Essentially, the world is missing an international monetary order allowing for both reasonable exchange rate stability as well as symmetric adjustment pressures on creditor and debtor countries alike. The lack of coherence between the multilateral trading system and the international monetary system has led to persistent current account imbalances. Combined with far-reaching financial deregulation and unfettered global finance, a highly unstable and hazardous global economic environment is nourished, in which democratic national governments are subject to market whim. Given systemic asymmetries in economic and political power, developing countries are particularly vulnerable.
UNCTAD’s proposal of a multilateral agreement centred on a constant real exchange rate rule would directly address the systemic causes behind global imbalances. The proposed multilateral system of rules-based managed floating exchange rates aims at stabilizing real exchange rates at sustainable levels, so as to facilitate international trade and decision-making on fixed investment in the tradable sector, while forestalling destabilizing currency speculation. The proposed system requires symmetric obligations for currency market interventions by members and amounts to a dynamic version of the earlier Bretton Woods system of pegged but adjustable exchange rates. Instead of allowing discrete adjustments in the face of fundamental balance-of-payments disequilibrium, this alternative system aims at avoiding such disequilibria from arising in the first place, namely through continuous rules-based adjustments.

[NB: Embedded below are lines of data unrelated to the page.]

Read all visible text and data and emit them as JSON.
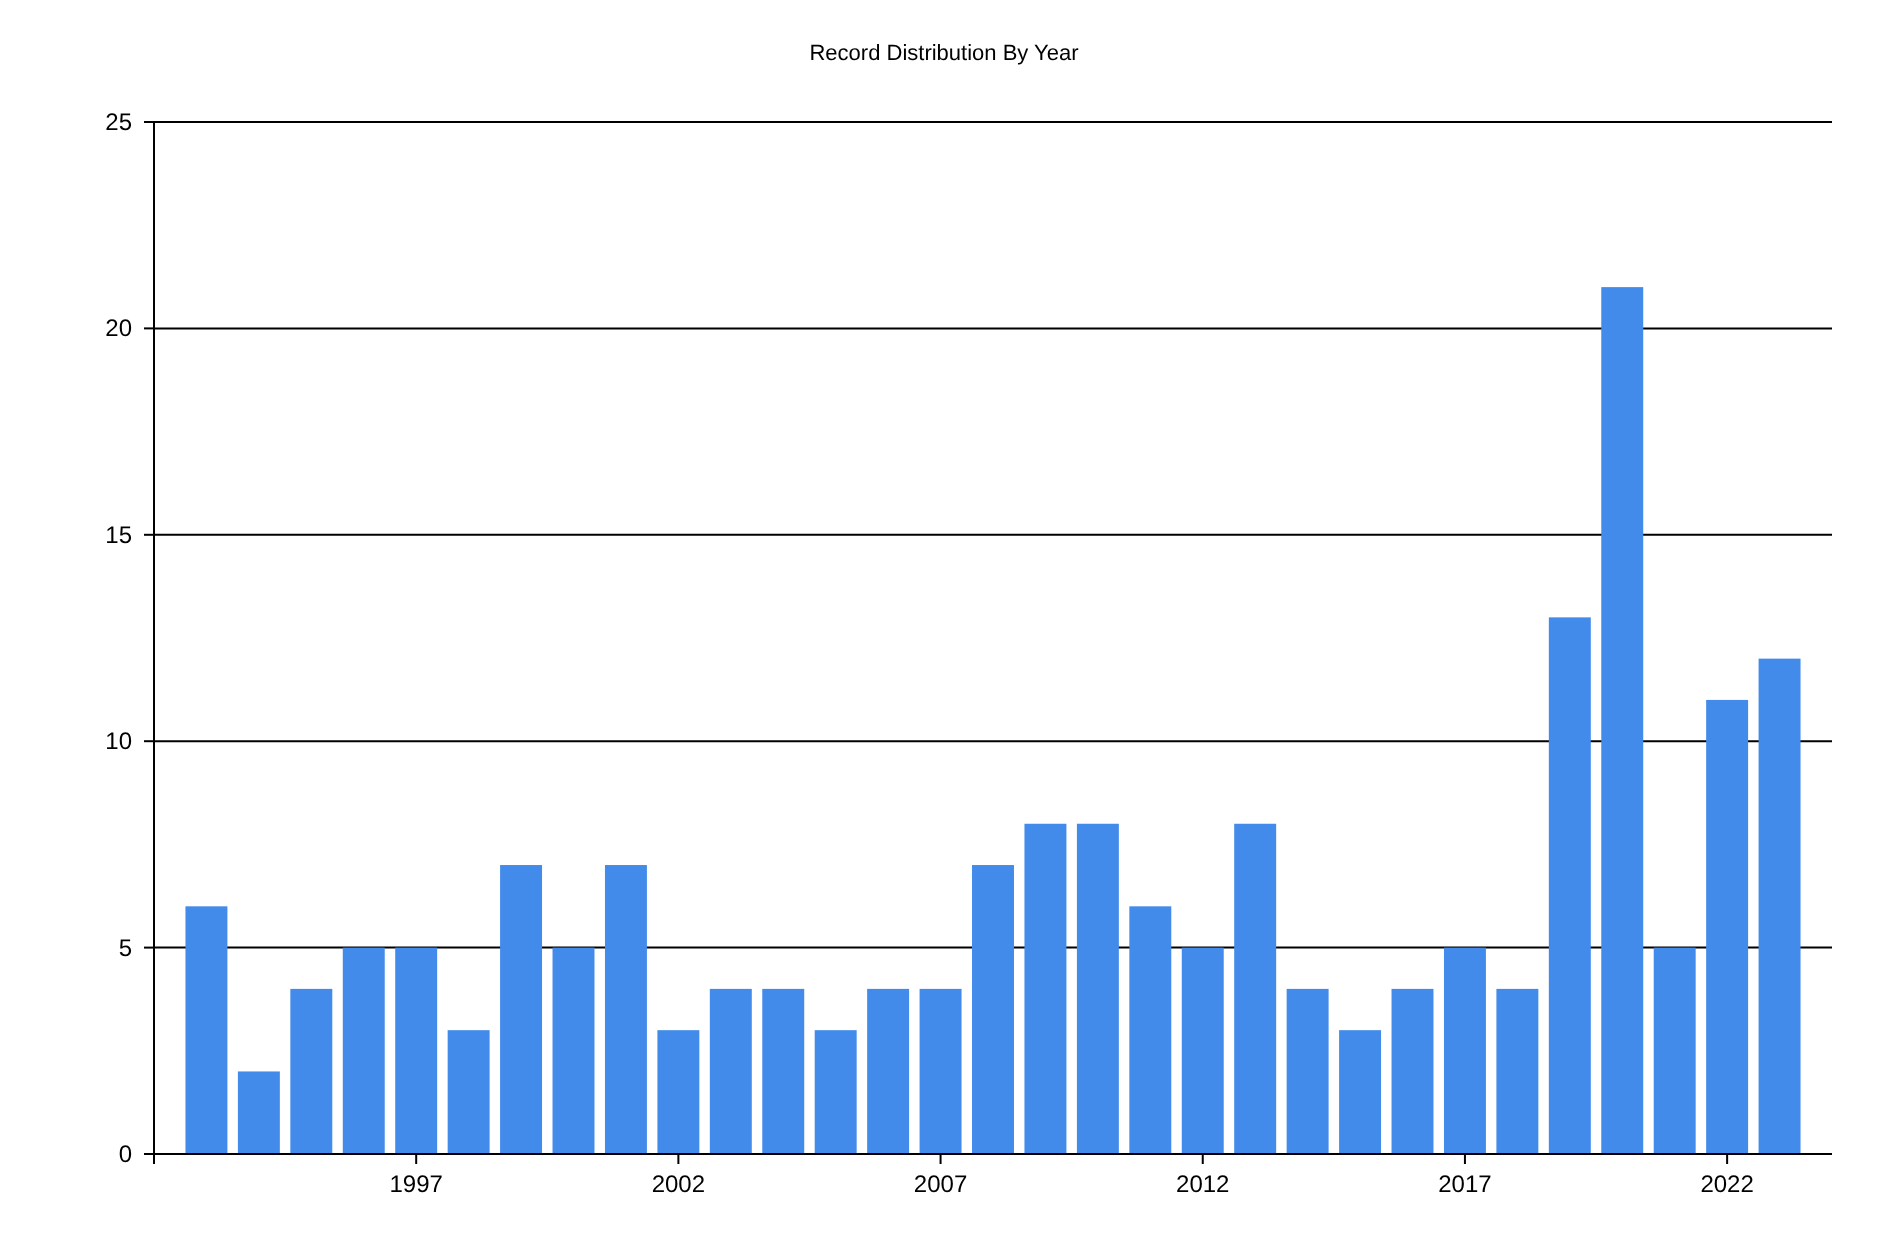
{
  "chart": {
    "chart_data": {
      "type": "bar",
      "title": "Record Distribution By Year",
      "x": [
        1993,
        1994,
        1995,
        1996,
        1997,
        1998,
        1999,
        2000,
        2001,
        2002,
        2003,
        2004,
        2005,
        2006,
        2007,
        2008,
        2009,
        2010,
        2011,
        2012,
        2013,
        2014,
        2015,
        2016,
        2017,
        2018,
        2019,
        2020,
        2021,
        2022,
        2023
      ],
      "series": [
        {
          "color": "#428bea",
          "values": [
            6,
            2,
            4,
            5,
            5,
            3,
            7,
            5,
            7,
            3,
            4,
            4,
            3,
            4,
            4,
            7,
            8,
            8,
            6,
            5,
            8,
            4,
            3,
            4,
            5,
            4,
            13,
            21,
            5,
            11,
            12
          ]
        }
      ],
      "xlim": [
        1992,
        2024
      ],
      "ylim": [
        0,
        25
      ],
      "yticks": [
        {
          "value": 0,
          "label": "0"
        },
        {
          "value": 5,
          "label": "5"
        },
        {
          "value": 10,
          "label": "10"
        },
        {
          "value": 15,
          "label": "15"
        },
        {
          "value": 20,
          "label": "20"
        },
        {
          "value": 25,
          "label": "25"
        }
      ],
      "xticks": [
        1997,
        2002,
        2007,
        2012,
        2017,
        2022
      ],
      "grid": true
    }
  }
}
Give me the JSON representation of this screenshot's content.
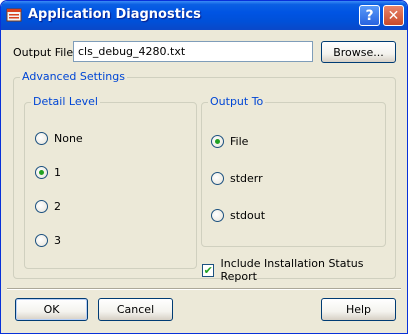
{
  "window": {
    "title": "Application Diagnostics",
    "help_glyph": "?",
    "close_glyph": "✕",
    "icon": "app-window-icon"
  },
  "output_file": {
    "label": "Output File",
    "value": "cls_debug_4280.txt",
    "browse_label": "Browse..."
  },
  "advanced": {
    "title": "Advanced Settings",
    "detail_level": {
      "title": "Detail Level",
      "options": [
        "None",
        "1",
        "2",
        "3"
      ],
      "selected": "1"
    },
    "output_to": {
      "title": "Output To",
      "options": [
        "File",
        "stderr",
        "stdout"
      ],
      "selected": "File"
    },
    "include_report": {
      "label": "Include Installation Status Report",
      "checked": true
    }
  },
  "footer": {
    "ok_label": "OK",
    "cancel_label": "Cancel",
    "help_label": "Help"
  },
  "colors": {
    "title_bar": "#0054e3",
    "group_title": "#0046d5",
    "selected_radio": "#21a121",
    "dialog_bg": "#ece9d8"
  }
}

Rules-based adjustments of nominal exchange rates could follow either of two principles: adjustment according to changes in purchasing power parity; or adjustment according to uncovered interest parity. The first principle addresses more directly the need to avoid imbalances in trade flows, while the second is more directly related to avoiding imbalances in financial flows (i.e. destabilizing carry trade speculation). To the extent that differentials in official interest rates reflect differences in national inflation rates, which is largely the case (while inflation differentials, in turn, very closely correlated with trends in unit-labour costs), the two approaches lead to the same result.
It may seem paradoxical at first that the proposed monetary system should take the traditional theories of purchasing power parity and uncovered interest parity as its key guiding rules, given that these theories were found contradicted by the facts in the era of non-orderly floating exchange rates. Unfettered markets cannot be trusted to determine exchange rates that reflect fundamentals and allow balanced trade. Left to their own devices, currency markets lack an anchor, and exchange rates are rendered inherently restless, inviting destabilizing speculation. Policy intervention following the proposed rule would provide the needed anchor. Intervention by governments and central banks should not be seen as an exception to the rule of free markets, but rather, as a means of making the market function more efficiently.
Establishing a multilateral system of rules-based managed floating exchange rates should go hand in hand with re-regulating global finance, including financialized commodities markets, with a view of safety and stability.
- Lack of coherence between the multilateral trading system and the international monetary system has led to persistent current account imbalances;
- International monetary non-order, financial deregulation and unfettered global finance make for an unstable and hazardous global economy – highly asymmetric for its lack of proper global governance;
- Crisis has accelerated the shift in economic balance toward emerging market economies while global rebalancing remains unresolved;
- Global financial reform and national re-regulatory initiatives remain unfinished business;
- The G20 process of international policy cooperation has failed to produce satisfactory results;
- UNCTAD’s proposal of a multilateral agreement on exchange rates provides a solution to a pressing lack of global governance.